According to some researchers, our guts and brains live in each other’s neighborhood and are deeply connected to each other. The nerve, known as Vagus nerve, originates from our brains and innervates our guts, wrapping it all around just like a knitted sweater. The digestion of food depends on normal function of this cranial nerve. But, it’s essential function is to ensure the vital connection between the brain and the gut.
Foods that elevate mood and alleviate depression are most of the time simple foods that we take in our daily meals, such as eggs, yogurt, cauliflower, cheese, bananas, garlic, onions, beans, nuts, fish, strawberries, meat etc.

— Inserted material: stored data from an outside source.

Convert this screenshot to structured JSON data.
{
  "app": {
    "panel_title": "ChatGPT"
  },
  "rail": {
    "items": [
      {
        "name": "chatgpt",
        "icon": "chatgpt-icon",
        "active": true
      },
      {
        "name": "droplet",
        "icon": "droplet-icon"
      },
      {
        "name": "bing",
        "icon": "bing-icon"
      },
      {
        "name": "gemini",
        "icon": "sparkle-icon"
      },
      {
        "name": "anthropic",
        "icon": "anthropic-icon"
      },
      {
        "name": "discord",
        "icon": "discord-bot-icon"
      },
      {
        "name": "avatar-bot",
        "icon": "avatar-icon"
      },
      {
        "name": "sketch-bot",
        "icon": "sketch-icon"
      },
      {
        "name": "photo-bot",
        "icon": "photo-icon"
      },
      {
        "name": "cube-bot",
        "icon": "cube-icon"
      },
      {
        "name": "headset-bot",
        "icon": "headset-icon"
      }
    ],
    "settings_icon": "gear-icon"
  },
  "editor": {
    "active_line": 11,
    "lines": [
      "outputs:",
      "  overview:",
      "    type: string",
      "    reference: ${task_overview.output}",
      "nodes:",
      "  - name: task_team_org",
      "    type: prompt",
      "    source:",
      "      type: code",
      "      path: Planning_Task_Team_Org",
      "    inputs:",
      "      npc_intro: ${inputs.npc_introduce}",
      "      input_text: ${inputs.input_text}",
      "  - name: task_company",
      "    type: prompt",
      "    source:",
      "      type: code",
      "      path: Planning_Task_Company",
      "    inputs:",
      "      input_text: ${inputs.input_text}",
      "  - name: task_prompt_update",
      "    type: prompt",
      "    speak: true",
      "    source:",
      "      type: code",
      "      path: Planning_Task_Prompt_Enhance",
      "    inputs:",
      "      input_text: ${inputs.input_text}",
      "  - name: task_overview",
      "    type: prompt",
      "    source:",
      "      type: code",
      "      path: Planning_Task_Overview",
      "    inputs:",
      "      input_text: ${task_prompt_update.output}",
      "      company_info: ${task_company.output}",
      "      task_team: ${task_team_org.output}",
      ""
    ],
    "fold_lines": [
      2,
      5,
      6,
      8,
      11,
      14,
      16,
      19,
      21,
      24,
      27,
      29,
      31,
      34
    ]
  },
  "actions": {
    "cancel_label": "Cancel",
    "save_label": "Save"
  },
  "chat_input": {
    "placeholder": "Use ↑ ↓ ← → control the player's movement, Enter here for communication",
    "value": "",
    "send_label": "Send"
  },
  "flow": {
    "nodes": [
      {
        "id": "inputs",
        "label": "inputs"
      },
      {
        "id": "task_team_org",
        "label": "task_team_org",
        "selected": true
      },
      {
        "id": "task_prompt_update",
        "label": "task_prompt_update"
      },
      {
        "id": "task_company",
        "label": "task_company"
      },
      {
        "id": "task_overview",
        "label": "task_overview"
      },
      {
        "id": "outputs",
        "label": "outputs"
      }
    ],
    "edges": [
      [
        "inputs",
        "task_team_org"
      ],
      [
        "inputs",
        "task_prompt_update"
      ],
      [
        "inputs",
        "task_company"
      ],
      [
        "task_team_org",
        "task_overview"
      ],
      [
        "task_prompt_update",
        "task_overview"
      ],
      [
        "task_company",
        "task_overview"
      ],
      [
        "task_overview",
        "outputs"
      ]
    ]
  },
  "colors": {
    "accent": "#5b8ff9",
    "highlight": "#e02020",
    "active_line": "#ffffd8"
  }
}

To begin with, yogurt is a probiotic which is necessary for resetting our gut microbiom. Our guts are home for useful bacteria, producing some of the very important vitamins for us. Probiotics, such as yogurt promotes the growth of these bacteria, and in return they produce vitamins which reduce depression in humans. For instance, the deficiency of Vitamin B12 and B9, also known as folate, can cause loss of normal brain function and lead to depression and bad mood.
Conversely, prebiotics are the foods which promote the growth of probiotics. As a result of breakdown of prebiotics by probiotics, short-chain fatty acids are formed that alleviate the inflammation of the gut, kill carcinogenic cells and nourish healthy cells. Beans, garlic, and onions are some of the medically important prebiotics.
Eggs, bananas, nuts, and fish are rich in Iron, Magnesium, and Zinc, minerals that play a vital role in brain function. Ignoring these foods in your daily diet may result in deficiencies of these minerals, and consequently resulting in depression.
Another vital component of our diet is Omega 3 fatty acids, such as eicosapentaenoic acid (EPA), alpha-linolenic acid (ALA), and docosaenoic acid ( DHA ). A deficiency of these Omega 3s can culminate in mood disorders. As our body cannot produce these acids on its own, a constant external supply of these acids can guard us from brain function deterioration. Omega 3 fatty acid containing foods include walnuts, cold water fish such as, salmon, tuna, and herring, eggs and yogurt.
Besides, there are various spices and seasonings that can help fighting off tissue damage by preventing free radicals and oxidative stress. When these spices are paired with mood boosting foods, there impact doubles. Saffron, Oregano and Turmeric are three of the kind which show antidepressant effects. These all contain active ingredients such as carvacrol, and curcumin which are neuroprotective and antidepressant in nature.